One of Canada’s most prominent technology darlings is being sold to a South Korean internet conglomerate in a US$600-million deal.
Toronto-based online storytelling company Wattpad Corp. said that its board of directors unanimously approved a cash and stock transaction Tuesday that will see it acquired by Naver later this year. The company will retain its Canadian headquarters.
“Today’s news is about continuing Wattpad’s journey and taking our business to the next level,” said Allen Lau, one of Wattpad’s co-founders, in a statement.
“We’re thrilled about the prospect of joining the amazing teams at Naver and (its subsidiary) Webtoon to continue our growth, help more writers make money, and bring new voices to screens and bookstores everywhere.”
Lau and Ivan Yuen, who will continue to lead Wattpad after the sale, started the self-publishing platform after the pair dreamt up the idea on a napkin, while waiting for a flight at the Vancouver airport food court in 2006.
The platform quickly became home to stories from dozens of genres because it allows anyone to share their writing for free and is accessible on phones and tablets.
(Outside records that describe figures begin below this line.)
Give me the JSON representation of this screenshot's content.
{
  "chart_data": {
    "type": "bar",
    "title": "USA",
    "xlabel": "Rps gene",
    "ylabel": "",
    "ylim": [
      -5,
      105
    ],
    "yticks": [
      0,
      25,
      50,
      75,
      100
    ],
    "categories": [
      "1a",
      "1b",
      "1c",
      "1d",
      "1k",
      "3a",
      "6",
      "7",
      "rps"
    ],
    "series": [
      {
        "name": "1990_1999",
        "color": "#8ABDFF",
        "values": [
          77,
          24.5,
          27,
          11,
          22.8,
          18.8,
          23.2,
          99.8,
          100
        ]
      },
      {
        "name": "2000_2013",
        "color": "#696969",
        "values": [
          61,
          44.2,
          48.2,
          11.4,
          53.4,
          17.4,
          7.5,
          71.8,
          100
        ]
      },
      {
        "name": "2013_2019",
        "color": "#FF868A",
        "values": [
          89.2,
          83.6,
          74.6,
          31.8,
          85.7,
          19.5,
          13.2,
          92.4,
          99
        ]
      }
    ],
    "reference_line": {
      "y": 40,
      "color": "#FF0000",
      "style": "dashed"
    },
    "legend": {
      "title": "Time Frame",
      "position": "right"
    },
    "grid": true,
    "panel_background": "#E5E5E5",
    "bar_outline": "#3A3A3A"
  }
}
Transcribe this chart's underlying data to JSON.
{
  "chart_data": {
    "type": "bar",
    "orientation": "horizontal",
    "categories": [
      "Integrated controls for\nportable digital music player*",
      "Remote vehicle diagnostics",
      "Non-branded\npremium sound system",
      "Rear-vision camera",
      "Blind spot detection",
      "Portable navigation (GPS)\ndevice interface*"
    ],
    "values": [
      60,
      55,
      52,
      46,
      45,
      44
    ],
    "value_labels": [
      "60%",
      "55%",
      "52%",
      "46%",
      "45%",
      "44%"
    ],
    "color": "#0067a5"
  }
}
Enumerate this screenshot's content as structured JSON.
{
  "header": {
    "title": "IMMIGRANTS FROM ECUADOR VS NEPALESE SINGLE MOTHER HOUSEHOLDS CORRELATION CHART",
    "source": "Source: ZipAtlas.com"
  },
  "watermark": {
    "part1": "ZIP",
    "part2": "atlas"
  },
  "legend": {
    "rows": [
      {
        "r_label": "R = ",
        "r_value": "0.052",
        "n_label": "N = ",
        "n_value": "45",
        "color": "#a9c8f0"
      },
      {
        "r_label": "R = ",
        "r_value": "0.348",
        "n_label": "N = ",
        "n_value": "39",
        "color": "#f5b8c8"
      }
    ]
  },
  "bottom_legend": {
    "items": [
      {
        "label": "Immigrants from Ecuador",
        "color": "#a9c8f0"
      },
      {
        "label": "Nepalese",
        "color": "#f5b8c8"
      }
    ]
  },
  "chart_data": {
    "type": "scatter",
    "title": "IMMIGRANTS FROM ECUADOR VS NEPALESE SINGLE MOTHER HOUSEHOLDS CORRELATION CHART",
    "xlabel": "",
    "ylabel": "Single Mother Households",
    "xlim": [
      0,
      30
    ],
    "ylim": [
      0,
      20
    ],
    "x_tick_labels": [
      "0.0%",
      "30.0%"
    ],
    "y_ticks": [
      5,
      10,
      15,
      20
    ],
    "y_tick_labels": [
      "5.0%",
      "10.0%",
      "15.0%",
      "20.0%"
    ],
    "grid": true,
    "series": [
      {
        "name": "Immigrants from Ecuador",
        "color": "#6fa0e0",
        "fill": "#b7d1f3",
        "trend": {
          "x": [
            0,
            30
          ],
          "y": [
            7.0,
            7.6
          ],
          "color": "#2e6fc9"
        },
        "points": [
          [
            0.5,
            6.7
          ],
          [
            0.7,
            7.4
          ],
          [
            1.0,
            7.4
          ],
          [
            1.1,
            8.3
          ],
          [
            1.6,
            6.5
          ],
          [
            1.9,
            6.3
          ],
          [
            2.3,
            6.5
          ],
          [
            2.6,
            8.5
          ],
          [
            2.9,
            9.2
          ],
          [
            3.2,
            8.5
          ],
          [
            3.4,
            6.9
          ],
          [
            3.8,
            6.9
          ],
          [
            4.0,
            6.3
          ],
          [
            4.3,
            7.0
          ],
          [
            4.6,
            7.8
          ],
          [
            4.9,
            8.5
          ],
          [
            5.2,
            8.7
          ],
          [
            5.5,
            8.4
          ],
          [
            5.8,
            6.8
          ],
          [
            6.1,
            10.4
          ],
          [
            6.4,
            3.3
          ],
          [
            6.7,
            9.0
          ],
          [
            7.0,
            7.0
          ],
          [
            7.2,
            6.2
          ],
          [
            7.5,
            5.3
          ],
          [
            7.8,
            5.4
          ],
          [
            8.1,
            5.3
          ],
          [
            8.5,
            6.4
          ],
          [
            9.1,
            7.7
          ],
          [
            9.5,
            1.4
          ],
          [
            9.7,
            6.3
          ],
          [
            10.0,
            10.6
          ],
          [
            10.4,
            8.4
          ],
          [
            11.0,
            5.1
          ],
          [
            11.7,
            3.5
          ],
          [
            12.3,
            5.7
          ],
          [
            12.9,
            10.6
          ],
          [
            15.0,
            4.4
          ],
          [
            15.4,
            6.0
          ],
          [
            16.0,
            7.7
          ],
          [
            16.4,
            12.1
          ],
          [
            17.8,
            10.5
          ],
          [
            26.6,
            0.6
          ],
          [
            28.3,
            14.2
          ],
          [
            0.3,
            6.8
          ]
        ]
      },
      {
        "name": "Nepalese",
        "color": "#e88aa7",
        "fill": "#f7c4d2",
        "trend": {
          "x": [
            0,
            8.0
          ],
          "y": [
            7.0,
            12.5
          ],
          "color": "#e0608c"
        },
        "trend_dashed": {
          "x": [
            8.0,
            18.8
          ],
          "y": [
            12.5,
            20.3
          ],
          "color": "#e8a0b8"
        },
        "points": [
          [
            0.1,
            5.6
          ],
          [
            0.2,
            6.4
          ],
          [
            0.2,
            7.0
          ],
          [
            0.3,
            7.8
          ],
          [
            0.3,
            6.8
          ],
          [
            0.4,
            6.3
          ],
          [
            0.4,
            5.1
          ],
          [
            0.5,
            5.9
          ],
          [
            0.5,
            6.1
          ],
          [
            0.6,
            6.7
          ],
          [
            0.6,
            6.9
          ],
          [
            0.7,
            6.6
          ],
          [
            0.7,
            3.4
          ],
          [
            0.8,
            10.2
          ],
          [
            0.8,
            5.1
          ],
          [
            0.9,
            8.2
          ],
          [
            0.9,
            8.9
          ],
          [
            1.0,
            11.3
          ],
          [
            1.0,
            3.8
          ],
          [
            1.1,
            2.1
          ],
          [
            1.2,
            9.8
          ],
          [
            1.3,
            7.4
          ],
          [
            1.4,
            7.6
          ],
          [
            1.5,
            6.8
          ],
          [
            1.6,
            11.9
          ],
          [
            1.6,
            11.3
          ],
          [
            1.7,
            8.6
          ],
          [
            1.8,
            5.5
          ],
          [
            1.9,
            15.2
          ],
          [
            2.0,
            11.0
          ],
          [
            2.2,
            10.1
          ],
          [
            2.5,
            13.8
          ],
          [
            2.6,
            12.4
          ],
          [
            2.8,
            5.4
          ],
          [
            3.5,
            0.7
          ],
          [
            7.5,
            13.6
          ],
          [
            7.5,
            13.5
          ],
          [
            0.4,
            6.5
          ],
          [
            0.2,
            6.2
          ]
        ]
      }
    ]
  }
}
It became a household name around 2013 when Anna Todd, a Texas woman, started writing After, a fan fiction series on the platform about One Direction singer Harry Styles.
Her stories were eventually made into books and a film series, which encouraged Wattpad to start book publishing and studio entertainment divisions.
Naver, which bills itself as “South Korea’s largest web search engine,” was an ideal partner because it owns digital comics platform Webtoon.
Lau said the new owner will offer Wattpad a chance to grow beyond the 90 million people — including more than five million writers.
“Wattpad’s vision to entertain and connect the world through stories fits perfectly with our vision for Webtoon and Naver’s content brand and we’re thrilled to have them join the Naver family,” Seong-Sook Han, CEO of Naver in a statement.
The acquisition is expected to close in the second quarter of the company’s fiscal year and is subject to regulatory approvals.
It is the latest in a string of sales that have seen once-promising Canadian tech companies snatched up by foreign owners during the COVID-19 pandemic.
Element AI, a Montreal-based firm that creates artificial intelligence solutions for large organizations, signed a deal in November to be purchased by ServiceNow, a Santa Clara, Calif., company that offers a cloud-based workflow technology.
San Francisco-based “buy now, pay later” company Affirm reached a deal to buy Toronto rival PayBright for $340 million in early December.